Shortly before the Shah was deposed, Jones returned to Seattle, but not before making an extended trip across Asia in search of ‘anything she liked.’ She had an unruly drive to seek out & conquer superlative buys wherever she travelled. The result of these early travels was the opening of the first Yazdi in 1976 in the newly remodeled Pike Place Market. The shop was a pioneer in ethnically influenced clothing and has been described as one of the hidden jewels in the Market, reflecting her highly personalized taste & individualism, full of hand picked items from her travels. Yazdi, in Arabic meaning ‘person or thing from Yazd’, seemed almost a mirage to those who thirsted after real finds in unusual attire, offering unique Asian, South American, Indian, Thai, and Nepalese clothes and accessories that are nowadays difficult to find. She filled the shop with beautiful cloths and hand-wovens, painted and beaded antique fabrics, block prints and tribal jewelry–anything she found that she loved.

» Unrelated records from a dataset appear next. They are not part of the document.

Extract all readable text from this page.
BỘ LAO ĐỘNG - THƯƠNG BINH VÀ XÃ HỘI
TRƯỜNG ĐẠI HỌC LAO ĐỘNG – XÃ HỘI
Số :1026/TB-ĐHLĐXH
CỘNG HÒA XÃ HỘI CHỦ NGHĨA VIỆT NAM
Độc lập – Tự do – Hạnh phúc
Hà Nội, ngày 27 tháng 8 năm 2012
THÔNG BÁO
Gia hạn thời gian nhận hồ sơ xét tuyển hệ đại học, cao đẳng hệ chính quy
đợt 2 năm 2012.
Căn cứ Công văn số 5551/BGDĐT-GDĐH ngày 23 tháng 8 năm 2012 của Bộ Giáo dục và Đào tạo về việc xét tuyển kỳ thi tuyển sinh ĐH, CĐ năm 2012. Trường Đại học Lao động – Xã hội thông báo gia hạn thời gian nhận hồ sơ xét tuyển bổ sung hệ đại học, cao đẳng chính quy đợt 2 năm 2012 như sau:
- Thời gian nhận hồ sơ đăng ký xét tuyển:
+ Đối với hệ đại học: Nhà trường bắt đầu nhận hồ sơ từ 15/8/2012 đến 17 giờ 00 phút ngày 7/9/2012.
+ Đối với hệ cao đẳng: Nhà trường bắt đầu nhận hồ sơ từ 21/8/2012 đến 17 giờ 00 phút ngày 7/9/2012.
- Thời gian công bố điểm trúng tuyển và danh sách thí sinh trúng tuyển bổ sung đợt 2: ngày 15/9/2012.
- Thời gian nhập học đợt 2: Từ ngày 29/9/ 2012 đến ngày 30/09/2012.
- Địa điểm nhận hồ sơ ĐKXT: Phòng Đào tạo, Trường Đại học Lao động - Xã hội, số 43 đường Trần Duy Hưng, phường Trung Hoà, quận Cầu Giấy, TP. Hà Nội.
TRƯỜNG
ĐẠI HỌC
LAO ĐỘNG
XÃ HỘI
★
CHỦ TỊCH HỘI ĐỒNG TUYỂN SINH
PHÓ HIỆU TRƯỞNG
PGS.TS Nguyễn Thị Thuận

She continued to travel often, loving the experience of new places and what she might find. As the years went on she found it more difficult to import from certain countries in the Middle East and began to focus her trips on Bali. There she found a wealth of traditional textile art to inspire her own designs, and the facility to manufacture in a more focused way. The shop was changing to more clothing and accessories after its first years. Her daughter began to assist and travel with her and together they began to manufacture the Yazdi label clothing that has been so successful to this day. Produced by a number of separate, family owned factories, Yazdi is blessed to have strong ties with our friends in Bali and to be mutually supportive. Louise was known to extend a hand to her Balinese friends in need of loans or other help, and had many devoted acquaintances all over the world.
In 1986, Louise and her daughter opened a lovely new store at the Wallingford Center in north Seattle. A large and light filled space set in the old Interlake Public School, it was an opportunity to expand the business into a more diversified, contemporary woman’s clothing boutique. Many new lines were added to the eclectic mix and Yazdi became more of what it is today. In 1992, Louise died suddenly and left a void in the business that can never be filled. Her daughter Julia stepped up to manage the business and ensure its continued success. Since then, Yazdi has flourished and expanded at the Wallingford Center, opening a plus size shop, Yazdi II, in 1997. The 2 shops are now adjacent, and more than ever, a great place to find beautiful and different things from all over the world, including our wonderful US of A.